Kofçaz Terzidere’li. 1930 doğumlu. Köklerimiz Bulgaristan Alvanlar (Yablonova’dan) gelmiş. Dedem, Veli Efendi’nin babası Ahmet Baba’dan el almış, kendisi Bektaşi olmuş. Aynı şekilde benim babam da Bektaşi olmuş. Dedem Bektaşi dedesiydi. Sonradan babam da dedelik yaptı. Ben de yol konusunda kendimi iyi yetiştirdim. Onlardan çok şeyler öğrendim. Bizim inancımıza göre Horasan’dan İbrahim Sani Gülşeni Tarikatı’nı kurmuş.

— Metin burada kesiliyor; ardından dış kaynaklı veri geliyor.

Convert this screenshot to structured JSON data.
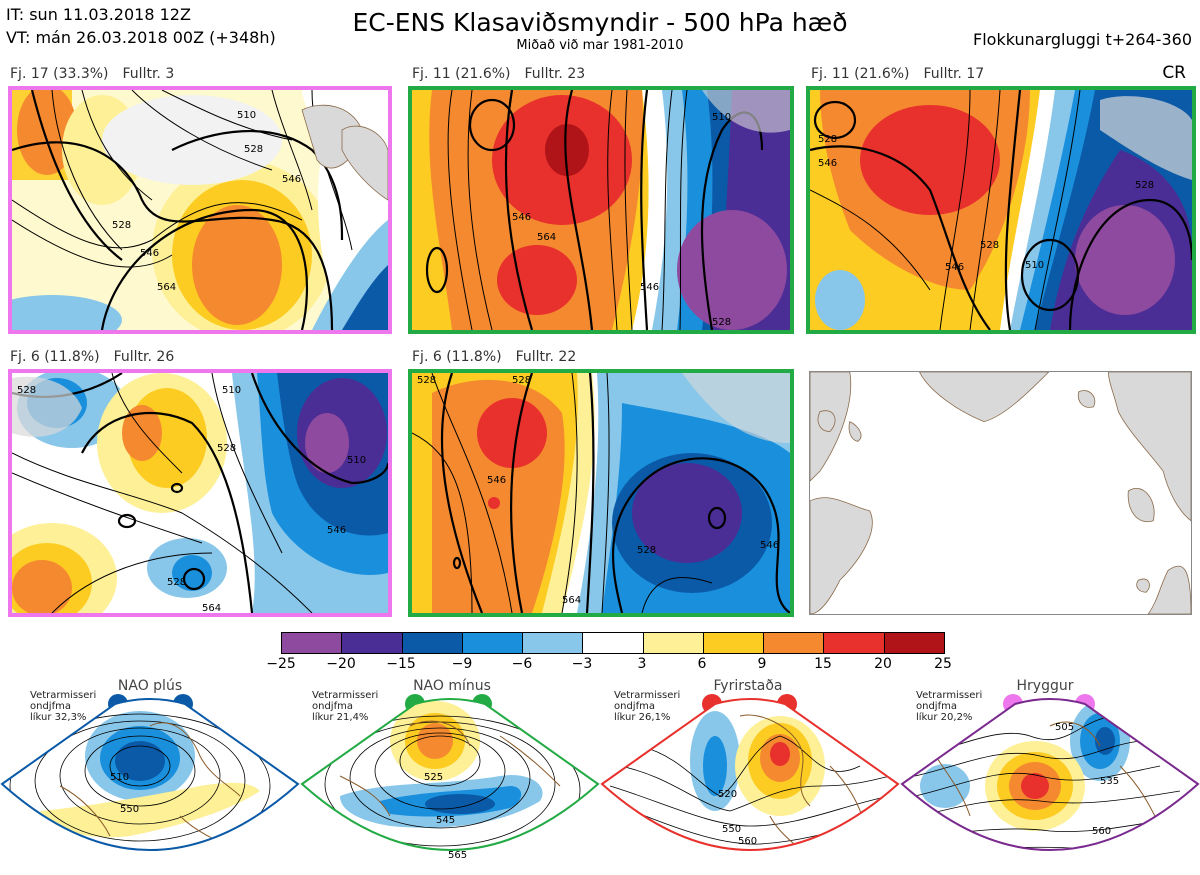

Önceki sene ziyaret edip söyleştiğimiz, bilgili Bektaşi Babalarından Haydar Karaman’ın eşi Fatma Ana’da bizi görmekten çok mutlu olduğunu söyleyip duygulandı. Çünkü Haydar Karaman Baba’yı, 09.09. 2002’de kaybetmiştik.

 

Fevzi Kemter Derviş

Hasan Yıldız Baba’ya bağlı olan Çırakçı Derviş, Mehmet Ali Solak Baba’dan nasip alarak yola girmiş. 

Mehmet oğlu, Hatice’den doğmayım diyen derviş, şu anda Kızılcıkdere Köyü’nde Hasan Yıldız’ın dervişliğini yapıyormuş. Yani onun en önemli yardımcısı pozisyonundaymış.

 

Muharrem Hüseyin Durgut Derviş

Kızılcıkdere Köyü’nde dede olan Durgut, 71 yaşında olmasına rağmen oldukça dinç görünüyor.

Mehmet Ali Solak Baba’nın oğlu, Ahmet Solak Baba’nın amcası olduğunu söyleyen Hüseyin Durgut, 1960 yılında nasip alarak yola girdiğini, 2003’ün beşinci ayının dördünde de Derviş olduğunu, ölene kadar bu yola hizmet etmek arzusunda bulunduğunu belirtiyor. Kendi ifadesine göre Kızılcıkdere Köyü 200 haneymiş.  

 

Hasan Hüseyin Aslan Derviş:

Kofçaz Beyce Köyü’ndenim, 67 yaşındayım. On beş yaşında nasip alıp yola girdim. Bu meydana kadim oldum. Nasip aldığım baba Kılavuzlu Köyü’nden (Tekirdağ), Cafer Tuncer Baba’dır. O Hakk’a yürüyünce Halil Tiryaki’ye teslim oldum. Halil Baba, Hasan Yıldız’ı baba yaptı. Şimdi biz de Hasan Yıldız Baba’ya teslim olduk. Derviş olduk. Hasan Yıldız Baba’nın dervişiyim, rehberiyim.

 

Bayram Ali Budak:

1954 yılında Mustafa Turabi Baba’dan nasip aldım, Karıncak Köyü’nden. O Hasan Dede’nin babasıydı. (kendisine Dandin Dede de derlerdi.)

 

Onlardan edindiğim diğer bilgiler:

Eskişehir Büyükyayla Köyü’nde Seydi Koç Baba varmış, Ali Koçlu. Fehmi Tuncay Halife Baba’dan Mehmet Tiryaki Baba oturtulmuş. Yine Hüseyin Acar da 2003’de baba oturtulmuş. Kırklareli Kılavuzlu Köyü’ndeki araştırmacı/yazar da Fehmi Tuncay’a bağlanmış.

 

24 Mart 2004 Çarşamba, Edirne

CEM Vakfı Edirne Şubesi’ni ziyaret ederek, merkeze bağlı Köşen Çiftliği Köyü’nde yaşamasına rağmen Edirne’de çalışan Erbay Kılıç’la görüşüp Şube çalışmaları hakkında kendisinden bilgi alıyoruz.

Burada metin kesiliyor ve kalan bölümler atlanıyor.